ICSA president Dermot Kelleher has welcomed the announcement of funds to set up the Food Ombudsman office in the order of €4 million. “This must be used as a stepping stone to giving the office the powers of a regulator, which is contingent on additional legislation. ICSA welcomes the announcement, but we are unhappy that the process is taking longer than it should and we are now calling on Minister McConalogue to drive forward with the establishment of the office by early 2022.”

Mr Kelleher said that the expenditure side of the budget was distinctly unimpressive when it comes to the schemes for 2022 but he added that the key issue is now to ensure that the Government delivers full co-financing of the CAP rural development programme to 2027. “More importantly, Minister McConalogue must make a clear statement about how the €1.5bn carbon tax promised in the Programme for Government will be allocated. Although it was mentioned in today’s budget speech, we are still unclear about the spending spread over the next few years. ICSA wants to see much more ambition in the agri-environment expenditure. It is essential that we have more farmers in the pilot REAP next year and that this is a stepping stone to delivering a €15,000 agri-environment scheme in the new CAP from 2023 onwards.” 

The ICSA president has also expressed concern that the Zoned Land tax must provide an exemption for land which is actively farmed. “While this should really apply only in the cities where there are a lot of brownfield sites, the problem is that there is land which is being farmed which happens to be zoned on the periphery of towns and villages.
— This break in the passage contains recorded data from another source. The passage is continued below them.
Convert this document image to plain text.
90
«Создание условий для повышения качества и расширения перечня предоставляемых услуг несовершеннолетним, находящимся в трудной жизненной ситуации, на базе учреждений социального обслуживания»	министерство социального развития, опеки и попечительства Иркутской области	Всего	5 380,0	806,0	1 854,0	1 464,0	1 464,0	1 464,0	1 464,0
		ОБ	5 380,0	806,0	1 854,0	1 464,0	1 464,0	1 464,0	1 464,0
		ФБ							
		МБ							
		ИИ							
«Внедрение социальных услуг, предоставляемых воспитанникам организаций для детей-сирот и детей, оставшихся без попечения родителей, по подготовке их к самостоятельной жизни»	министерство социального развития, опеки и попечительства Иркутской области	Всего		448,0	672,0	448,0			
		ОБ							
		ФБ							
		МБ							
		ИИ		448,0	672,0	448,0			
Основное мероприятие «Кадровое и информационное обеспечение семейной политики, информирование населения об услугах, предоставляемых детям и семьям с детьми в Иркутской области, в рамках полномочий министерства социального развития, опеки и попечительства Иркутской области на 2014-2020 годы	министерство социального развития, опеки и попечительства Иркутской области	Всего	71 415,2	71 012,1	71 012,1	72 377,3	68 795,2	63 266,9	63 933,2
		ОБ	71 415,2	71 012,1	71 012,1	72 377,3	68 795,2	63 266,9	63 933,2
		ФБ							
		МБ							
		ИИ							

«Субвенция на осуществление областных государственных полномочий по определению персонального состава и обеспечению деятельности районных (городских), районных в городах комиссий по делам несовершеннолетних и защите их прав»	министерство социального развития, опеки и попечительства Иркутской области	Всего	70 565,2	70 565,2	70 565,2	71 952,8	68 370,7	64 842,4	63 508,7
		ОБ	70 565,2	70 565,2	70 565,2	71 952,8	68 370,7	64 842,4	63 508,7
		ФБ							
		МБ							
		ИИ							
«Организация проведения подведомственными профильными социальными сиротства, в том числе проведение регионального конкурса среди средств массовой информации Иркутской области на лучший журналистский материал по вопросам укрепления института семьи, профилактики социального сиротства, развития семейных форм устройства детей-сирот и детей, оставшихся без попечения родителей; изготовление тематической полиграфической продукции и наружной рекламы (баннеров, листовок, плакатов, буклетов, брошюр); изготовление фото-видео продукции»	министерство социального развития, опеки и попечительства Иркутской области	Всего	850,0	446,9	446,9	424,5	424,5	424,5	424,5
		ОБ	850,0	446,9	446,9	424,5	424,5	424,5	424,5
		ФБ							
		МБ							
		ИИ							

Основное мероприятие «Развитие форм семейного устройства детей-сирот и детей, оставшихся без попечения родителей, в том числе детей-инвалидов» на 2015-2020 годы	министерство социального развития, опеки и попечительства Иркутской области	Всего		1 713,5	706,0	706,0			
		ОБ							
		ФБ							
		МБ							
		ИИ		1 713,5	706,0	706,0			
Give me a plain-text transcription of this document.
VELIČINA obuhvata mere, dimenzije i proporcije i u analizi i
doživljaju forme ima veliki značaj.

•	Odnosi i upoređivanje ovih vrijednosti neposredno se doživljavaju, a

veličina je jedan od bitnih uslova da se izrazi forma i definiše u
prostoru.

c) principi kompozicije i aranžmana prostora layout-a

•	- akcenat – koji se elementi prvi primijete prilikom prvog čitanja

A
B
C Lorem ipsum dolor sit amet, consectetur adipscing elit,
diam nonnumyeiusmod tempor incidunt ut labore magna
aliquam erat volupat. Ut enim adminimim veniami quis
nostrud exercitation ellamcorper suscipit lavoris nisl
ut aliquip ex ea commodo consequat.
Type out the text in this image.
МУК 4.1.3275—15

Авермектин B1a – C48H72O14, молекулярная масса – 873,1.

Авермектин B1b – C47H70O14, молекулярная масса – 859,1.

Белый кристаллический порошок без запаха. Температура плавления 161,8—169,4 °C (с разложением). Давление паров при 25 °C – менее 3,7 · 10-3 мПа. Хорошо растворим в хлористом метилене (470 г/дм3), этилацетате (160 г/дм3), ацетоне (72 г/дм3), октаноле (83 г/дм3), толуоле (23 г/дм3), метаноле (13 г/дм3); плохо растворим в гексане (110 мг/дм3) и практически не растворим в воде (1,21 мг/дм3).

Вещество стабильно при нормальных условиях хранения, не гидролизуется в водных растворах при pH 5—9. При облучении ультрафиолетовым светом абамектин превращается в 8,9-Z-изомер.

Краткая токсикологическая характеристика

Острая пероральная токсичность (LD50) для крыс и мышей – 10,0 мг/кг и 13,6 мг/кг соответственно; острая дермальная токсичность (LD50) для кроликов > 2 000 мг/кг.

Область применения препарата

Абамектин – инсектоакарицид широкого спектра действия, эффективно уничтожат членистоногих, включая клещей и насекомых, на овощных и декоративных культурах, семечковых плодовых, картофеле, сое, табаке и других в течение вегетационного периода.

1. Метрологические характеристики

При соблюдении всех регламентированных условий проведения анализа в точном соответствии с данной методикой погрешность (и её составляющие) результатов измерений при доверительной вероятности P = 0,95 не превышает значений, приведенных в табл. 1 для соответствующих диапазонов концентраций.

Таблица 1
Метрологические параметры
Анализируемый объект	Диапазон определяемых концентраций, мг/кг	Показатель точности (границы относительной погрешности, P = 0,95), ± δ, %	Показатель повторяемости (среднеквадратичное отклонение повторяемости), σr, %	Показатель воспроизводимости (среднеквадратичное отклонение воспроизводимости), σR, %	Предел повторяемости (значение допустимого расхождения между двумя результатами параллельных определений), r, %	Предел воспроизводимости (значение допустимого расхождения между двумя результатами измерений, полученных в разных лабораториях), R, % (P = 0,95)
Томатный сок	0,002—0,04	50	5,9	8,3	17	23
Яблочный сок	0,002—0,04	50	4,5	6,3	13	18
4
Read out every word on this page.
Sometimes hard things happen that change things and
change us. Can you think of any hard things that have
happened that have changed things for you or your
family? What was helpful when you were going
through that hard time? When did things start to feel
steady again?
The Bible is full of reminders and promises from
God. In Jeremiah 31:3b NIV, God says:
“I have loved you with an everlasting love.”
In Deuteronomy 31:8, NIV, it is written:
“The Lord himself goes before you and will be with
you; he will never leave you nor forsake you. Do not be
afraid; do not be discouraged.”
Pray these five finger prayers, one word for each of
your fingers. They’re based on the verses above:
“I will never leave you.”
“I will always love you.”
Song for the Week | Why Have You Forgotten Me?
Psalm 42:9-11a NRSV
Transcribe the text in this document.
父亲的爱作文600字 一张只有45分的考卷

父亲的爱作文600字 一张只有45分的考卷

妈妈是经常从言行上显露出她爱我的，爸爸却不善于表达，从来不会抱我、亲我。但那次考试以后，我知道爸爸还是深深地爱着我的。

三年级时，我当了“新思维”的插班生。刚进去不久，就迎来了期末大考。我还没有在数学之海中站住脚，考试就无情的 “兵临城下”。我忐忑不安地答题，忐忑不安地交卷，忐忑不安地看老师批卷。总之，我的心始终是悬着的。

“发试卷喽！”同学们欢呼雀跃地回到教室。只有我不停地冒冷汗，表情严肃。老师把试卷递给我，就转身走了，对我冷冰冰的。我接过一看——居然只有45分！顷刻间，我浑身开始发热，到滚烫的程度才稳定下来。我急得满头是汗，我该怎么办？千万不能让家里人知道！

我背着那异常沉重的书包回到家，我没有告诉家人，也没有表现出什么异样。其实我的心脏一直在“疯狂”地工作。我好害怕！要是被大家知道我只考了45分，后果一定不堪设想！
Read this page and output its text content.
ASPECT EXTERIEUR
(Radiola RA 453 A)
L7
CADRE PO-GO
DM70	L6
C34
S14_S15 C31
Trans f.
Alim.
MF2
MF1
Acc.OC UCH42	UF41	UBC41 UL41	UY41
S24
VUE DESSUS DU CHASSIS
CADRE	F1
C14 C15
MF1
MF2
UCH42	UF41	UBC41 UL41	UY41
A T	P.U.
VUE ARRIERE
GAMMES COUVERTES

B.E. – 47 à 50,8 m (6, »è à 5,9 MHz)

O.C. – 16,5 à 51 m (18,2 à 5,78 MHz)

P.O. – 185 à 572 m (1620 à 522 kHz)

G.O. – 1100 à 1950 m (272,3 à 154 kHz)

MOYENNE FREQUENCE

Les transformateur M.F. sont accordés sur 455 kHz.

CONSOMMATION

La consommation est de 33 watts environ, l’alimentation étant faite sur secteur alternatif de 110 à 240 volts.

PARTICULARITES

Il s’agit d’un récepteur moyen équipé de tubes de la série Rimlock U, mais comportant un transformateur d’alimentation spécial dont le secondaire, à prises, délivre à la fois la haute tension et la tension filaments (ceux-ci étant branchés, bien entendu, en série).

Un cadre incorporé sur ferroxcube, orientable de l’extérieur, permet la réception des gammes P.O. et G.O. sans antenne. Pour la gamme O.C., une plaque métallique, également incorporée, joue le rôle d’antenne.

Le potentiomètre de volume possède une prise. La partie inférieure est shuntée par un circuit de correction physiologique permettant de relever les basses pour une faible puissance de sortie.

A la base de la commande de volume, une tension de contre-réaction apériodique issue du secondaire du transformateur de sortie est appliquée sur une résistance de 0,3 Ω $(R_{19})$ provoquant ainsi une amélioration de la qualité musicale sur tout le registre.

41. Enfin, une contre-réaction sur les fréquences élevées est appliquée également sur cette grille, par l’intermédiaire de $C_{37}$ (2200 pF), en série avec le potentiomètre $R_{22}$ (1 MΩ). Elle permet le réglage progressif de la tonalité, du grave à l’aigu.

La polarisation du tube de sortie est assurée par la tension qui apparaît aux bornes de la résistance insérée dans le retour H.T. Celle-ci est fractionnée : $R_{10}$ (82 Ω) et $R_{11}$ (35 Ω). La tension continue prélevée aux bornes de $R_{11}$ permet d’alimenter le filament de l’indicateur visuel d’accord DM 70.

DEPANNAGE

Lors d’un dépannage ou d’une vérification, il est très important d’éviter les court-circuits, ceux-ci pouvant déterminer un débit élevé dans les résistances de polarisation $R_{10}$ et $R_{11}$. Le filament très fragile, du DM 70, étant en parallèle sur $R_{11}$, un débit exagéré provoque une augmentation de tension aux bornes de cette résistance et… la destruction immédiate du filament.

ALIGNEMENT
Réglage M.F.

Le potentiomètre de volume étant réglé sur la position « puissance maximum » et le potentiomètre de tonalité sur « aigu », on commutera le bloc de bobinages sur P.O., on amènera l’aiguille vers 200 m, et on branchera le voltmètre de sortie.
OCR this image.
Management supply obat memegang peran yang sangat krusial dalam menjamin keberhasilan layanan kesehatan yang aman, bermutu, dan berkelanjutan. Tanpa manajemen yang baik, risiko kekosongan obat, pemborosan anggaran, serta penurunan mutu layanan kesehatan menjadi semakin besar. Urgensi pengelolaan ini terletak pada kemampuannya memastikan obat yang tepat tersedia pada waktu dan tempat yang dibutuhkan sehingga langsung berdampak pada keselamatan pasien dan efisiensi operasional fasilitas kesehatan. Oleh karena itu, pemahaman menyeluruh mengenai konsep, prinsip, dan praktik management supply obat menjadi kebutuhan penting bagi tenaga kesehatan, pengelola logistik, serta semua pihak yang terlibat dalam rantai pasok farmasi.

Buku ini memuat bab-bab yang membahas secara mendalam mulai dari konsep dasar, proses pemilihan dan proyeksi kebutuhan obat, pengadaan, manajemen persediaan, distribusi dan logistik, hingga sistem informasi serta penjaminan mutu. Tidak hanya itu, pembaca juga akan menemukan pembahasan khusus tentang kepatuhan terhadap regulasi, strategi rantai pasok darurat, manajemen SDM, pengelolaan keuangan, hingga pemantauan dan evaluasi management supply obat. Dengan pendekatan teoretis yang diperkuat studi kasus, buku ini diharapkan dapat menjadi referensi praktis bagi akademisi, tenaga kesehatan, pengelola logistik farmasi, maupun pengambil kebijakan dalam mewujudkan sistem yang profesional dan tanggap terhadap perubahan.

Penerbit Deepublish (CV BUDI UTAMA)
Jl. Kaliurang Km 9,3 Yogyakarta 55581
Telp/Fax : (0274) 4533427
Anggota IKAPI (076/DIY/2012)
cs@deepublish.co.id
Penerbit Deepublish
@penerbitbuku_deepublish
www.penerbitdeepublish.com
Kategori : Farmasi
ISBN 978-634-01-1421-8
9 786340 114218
This land should not be taxed because it is not critical to solving the housing crisis where it is most acute – in the big cities. Moreover, it should not be taxed because this is not speculative property, it is land that is being productively used to produce food.”

The ICSA president said that the extension of stock reliefs (to end of 2024) and young farmer stamp duty exemption (to end of 2022) is welcome but it is time to examine how to provide long-term certainty for these kinds of important reliefs. “There is no long-term certainty about reliefs such as the Capital Gains Tax relief on Farm Consolidation, and the stamp duty exemptions as well as stock relief. All these tax measures are not contentious; there is universal agreement that the economic benefits in terms of supporting the next generation of farmers and the support for improved productivity and efficiency outweigh minor costs to the exchequer.

However, there is a need to get more flexibility around the de-minimis state aid rules which are impacting the young farmer stamp duty exemption for example. ICSA has also made the argument to the Minister that repetitive reviews by the Department of Finance which means that various reliefs on capital taxes as well as stock relief are pointless and create unnecessary instability.”

Mr Kelleher said that the announcement of increased tax credits was welcome in the sense that farmers and other self-employed people now had fairness because of the earned income tax credit.  “For a long number of years, full-time self-employed people like farmers did not get fair play in relation to tax credits so today’s €50 increase, although minor, is allocated on the same basis to self-employed and employees.” 

Read the Budget statement from the Department of Agriculture here.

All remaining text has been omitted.